Hope Clearwater sits on Brazzaville Beach, contemplates her past, and
narrates the events of this novel. One strain of the story concerns
her failed marriage to a mathematician whose unquenched thirst for revolutionary
discoveries and their attendant fame drove him to madness. The second
strain concerns the animal research that Hope had fled to Africa to participate
in. Grosso Arvore Research Center is run by the renowned chimpanzee
expert Eugene Mallabar, who was just putting the finishing touches on his
master work, describing the peaceful ways of our close animal relatives,
when Hope's own observations seemed to indicate that all was not quite
as idyllic as had previously been supposed among these primates.
But the evidence of aggression that she finds between two competing colonies
of chimps threatens the carefully constructed image that Mallabar has built
up over the years, and, most importantly, threatens to make the animals
less attractive to charitable organizations which fund the project.

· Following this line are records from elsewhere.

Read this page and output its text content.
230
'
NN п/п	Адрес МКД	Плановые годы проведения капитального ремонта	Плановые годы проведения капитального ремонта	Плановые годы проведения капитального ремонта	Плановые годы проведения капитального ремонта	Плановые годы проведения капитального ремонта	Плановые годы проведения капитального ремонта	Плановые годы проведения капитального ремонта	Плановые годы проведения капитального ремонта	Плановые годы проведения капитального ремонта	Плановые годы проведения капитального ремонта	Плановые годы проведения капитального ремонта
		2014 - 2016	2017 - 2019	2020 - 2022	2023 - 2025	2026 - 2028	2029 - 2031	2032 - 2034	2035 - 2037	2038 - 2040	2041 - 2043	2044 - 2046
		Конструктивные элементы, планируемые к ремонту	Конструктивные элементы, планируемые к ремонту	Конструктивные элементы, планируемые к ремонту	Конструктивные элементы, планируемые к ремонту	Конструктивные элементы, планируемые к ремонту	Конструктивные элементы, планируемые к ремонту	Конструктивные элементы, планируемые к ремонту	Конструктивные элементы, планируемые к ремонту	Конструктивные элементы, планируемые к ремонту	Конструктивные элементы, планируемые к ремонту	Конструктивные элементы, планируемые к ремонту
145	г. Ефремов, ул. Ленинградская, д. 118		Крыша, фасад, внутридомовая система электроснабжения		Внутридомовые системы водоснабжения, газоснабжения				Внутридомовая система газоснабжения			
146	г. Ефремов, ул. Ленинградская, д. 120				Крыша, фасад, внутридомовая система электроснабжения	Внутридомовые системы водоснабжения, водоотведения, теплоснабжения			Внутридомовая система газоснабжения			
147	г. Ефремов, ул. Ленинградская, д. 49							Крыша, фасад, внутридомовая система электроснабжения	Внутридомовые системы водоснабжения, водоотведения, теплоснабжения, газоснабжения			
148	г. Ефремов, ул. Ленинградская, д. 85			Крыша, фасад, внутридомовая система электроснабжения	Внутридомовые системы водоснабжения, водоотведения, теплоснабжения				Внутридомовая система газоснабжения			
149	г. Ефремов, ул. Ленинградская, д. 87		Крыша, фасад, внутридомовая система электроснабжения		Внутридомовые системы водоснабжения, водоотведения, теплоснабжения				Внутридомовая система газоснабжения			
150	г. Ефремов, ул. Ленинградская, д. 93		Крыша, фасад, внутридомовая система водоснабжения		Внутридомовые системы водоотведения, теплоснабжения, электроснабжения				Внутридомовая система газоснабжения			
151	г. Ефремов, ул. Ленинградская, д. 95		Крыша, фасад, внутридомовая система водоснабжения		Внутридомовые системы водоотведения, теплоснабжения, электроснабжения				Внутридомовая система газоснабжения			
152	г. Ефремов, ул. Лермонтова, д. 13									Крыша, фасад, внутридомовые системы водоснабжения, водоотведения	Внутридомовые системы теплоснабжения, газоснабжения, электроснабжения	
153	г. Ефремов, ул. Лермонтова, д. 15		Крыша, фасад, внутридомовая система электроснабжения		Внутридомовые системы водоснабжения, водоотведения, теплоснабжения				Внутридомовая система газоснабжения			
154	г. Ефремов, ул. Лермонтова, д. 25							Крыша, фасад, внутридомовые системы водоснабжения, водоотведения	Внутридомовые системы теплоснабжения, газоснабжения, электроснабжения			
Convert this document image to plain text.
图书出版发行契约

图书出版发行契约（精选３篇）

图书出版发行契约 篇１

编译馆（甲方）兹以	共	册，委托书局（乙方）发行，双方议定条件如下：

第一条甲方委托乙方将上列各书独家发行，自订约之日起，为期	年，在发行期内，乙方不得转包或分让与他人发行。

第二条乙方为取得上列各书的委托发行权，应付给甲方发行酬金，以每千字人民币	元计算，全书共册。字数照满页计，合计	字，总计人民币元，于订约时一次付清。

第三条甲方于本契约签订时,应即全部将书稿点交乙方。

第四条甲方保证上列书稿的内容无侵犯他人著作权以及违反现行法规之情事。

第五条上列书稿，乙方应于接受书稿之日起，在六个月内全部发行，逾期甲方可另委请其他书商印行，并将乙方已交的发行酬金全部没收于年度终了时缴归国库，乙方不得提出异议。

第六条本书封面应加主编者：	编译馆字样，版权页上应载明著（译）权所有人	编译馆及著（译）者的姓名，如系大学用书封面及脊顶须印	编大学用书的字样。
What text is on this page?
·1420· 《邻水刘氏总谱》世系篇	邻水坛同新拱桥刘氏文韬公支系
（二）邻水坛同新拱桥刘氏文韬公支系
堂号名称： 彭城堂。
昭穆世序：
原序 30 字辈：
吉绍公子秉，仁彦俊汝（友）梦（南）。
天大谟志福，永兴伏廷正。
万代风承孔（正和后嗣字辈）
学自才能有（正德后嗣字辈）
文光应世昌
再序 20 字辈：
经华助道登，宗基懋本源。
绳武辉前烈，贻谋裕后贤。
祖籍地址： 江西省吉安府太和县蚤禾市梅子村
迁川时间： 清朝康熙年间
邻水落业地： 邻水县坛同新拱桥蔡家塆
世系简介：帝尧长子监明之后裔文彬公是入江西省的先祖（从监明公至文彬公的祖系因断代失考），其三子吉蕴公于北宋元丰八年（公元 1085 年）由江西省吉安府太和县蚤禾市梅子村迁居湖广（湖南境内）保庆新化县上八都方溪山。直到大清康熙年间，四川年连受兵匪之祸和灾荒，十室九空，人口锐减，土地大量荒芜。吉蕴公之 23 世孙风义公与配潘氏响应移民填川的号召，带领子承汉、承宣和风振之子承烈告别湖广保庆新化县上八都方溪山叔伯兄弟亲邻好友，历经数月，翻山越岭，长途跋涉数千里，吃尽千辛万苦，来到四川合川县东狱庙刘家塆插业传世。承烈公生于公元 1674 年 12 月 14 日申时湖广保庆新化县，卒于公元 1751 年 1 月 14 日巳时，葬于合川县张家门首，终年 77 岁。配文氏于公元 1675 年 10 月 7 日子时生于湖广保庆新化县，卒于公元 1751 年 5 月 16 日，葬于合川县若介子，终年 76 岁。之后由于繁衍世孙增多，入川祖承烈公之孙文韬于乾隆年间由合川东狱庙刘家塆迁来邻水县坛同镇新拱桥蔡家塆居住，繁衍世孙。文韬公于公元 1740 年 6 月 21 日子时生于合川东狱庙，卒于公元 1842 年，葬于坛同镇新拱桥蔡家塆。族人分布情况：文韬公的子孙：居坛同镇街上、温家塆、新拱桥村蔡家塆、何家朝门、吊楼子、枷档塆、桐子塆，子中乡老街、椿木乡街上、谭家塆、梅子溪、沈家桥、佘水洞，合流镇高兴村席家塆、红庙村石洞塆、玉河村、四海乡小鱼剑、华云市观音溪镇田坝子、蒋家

Meanwhile, thrumming in the background is a guerilla war which threatens
to swamp this African nation at any moment.
William Boyd takes these various threads and weaves them together, along
with a variety of brief comments on scientific and mathematical ideas and
issues, into an exciting and intellectually compelling novel.
With its Edenic setting and themes of Man's search for knowledge--and the
madness the search can bring--the book taps into our primordial myths and
some of the core questions of our existence. If it sometimes seems
to be almost too consciously striving to be a serious novel of ideas, that
ambition is justified, if not always realized, and the philosophical failures
are more than offset by the good old-fashioned African adventure story
that unfolds simultaneously.
The shelves fairly groan beneath the weight of books warning that when
a little of the veneer of civilization gets stripped away in the jungle,
Man must face the fact that he has a dark
heart. And there are elements of that here, particularly in the
way that Mallabar treats Hope and her discovery, but Boyd has much more
to say besides just this. Perhaps the most exciting message of the
book lies in the contrarian stance it takes to the modern age's tendency
to romanticize Nature. It is always well to recall Tennyson's
famous description of Nature as "red in tooth and claw." The reader
of this book will not soon forget it.